In Ruda's framing (provocations-ruda-frank-abolishing-freedom-a-plea-for-a-contemporary-use-of-fata), the concept is an extension of Philosophy of the Worst and Absolute Fatalism: the end of history is the form taken by structural worsening at the level of historical time itself. It also bears on the Concept (Begriff): if the Concept's self-movement is driven by contradiction and self-destruction rather than progressive accumulation, then history — as the temporal unfolding of the Concept — must itself be a permanent ending. The concept thus functions as a hinge between the logical (Concept, Contradiction) and the historical (Phenomenology, Reason), showing how the formal properties of Hegelian dialectics translate into claims about the shape of historical time.

Key formulations

Emancipation After Hegel: Achieving a Contradictory RevolutionTodd McGowan · 2019 (p.142)

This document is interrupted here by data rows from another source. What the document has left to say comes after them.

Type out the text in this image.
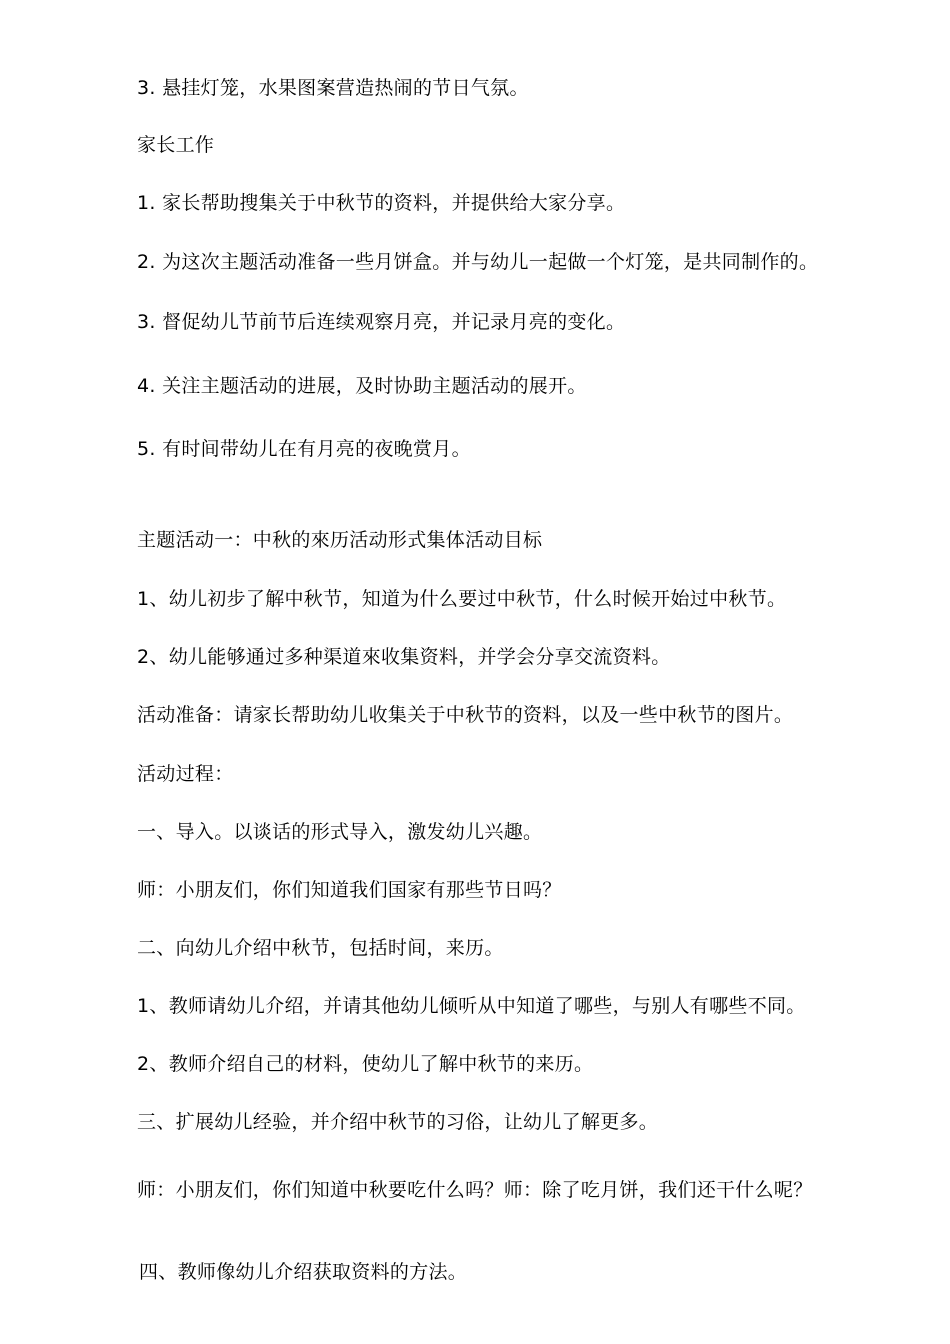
3. 悬挂灯笼，水果图案营造热闹的节日气氛。
家长工作
1. 家长帮助搜集关于中秋节的资料，并提供给大家分享。
2. 为这次主题活动准备一些月饼盒。并与幼儿一起做一个灯笼，是共同制作的。
3. 督促幼儿节前节后连续观察月亮，并记录月亮的变化。
4. 关注主题活动的进展，及时协助主题活动的展开。
5. 有时间带幼儿在有月亮的夜晚赏月。
主题活动一：中秋的來历活动形式集体活动目标
1、幼儿初步了解中秋节，知道为什么要过中秋节，什么时候开始过中秋节。
2、幼儿能够通过多种渠道來收集资料，并学会分享交流资料。
活动准备：请家长帮助幼儿收集关于中秋节的资料，以及一些中秋节的图片。
活动过程：
一、导入。以谈话的形式导入，激发幼儿兴趣。
师：小朋友们，你们知道我们国家有那些节日吗？
二、向幼儿介绍中秋节，包括时间，来历。
1、教师请幼儿介绍，并请其他幼儿倾听从中知道了哪些，与别人有哪些不同。
2、教师介绍自己的材料，使幼儿了解中秋节的来历。
三、扩展幼儿经验，并介绍中秋节的习俗，让幼儿了解更多。
师：小朋友们，你们知道中秋要吃什么吗？师：除了吃月饼，我们还干什么呢？
四、教师像幼儿介绍获取资料的方法。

For Hegel, history has an end in both senses of the term—an aim and a terminus in which this aim has been reached.

The quote is theoretically loaded because it refuses to let "end" settle into either a purely teleological (aim) or a purely terminal (stop) meaning — Hegel's claim is precisely that the aim and the terminus coincide, which is the structure of Absolute Knowing itself: the goal is not beyond the process but is achieved in and through the process's completion. The double sense of "end" encapsulates the entire stakes of the debate between Žižek, Kojève, and McGowan over whether history's conclusion is an epistemological conceit or an ontological achievement.

All occurrences

Where it appears in the corpus (1)

  1. #01

    Abolishing Freedom: A Plea for a Contemporary Use of Fatalism · Frank Ruda · p.112

    Hegel and Absolute Fatalism > To the Philosophy of the Worst . . .

    Theoretical move: Ruda reads Hegel's philosophy as constitutively a "philosophy of the worst" — a philosophy of the end that can only begin when dissolution is already underway and irrecoverable, such that spirit's history is structurally a history of worsening rather than progress, and philosophy's reconciliation is reconciliation *with* destruction, not *of* it.

    all history is necessarily, on a structural level, the end of history. Historical unfolding is nothing more than the destruction of previous historical unfolding.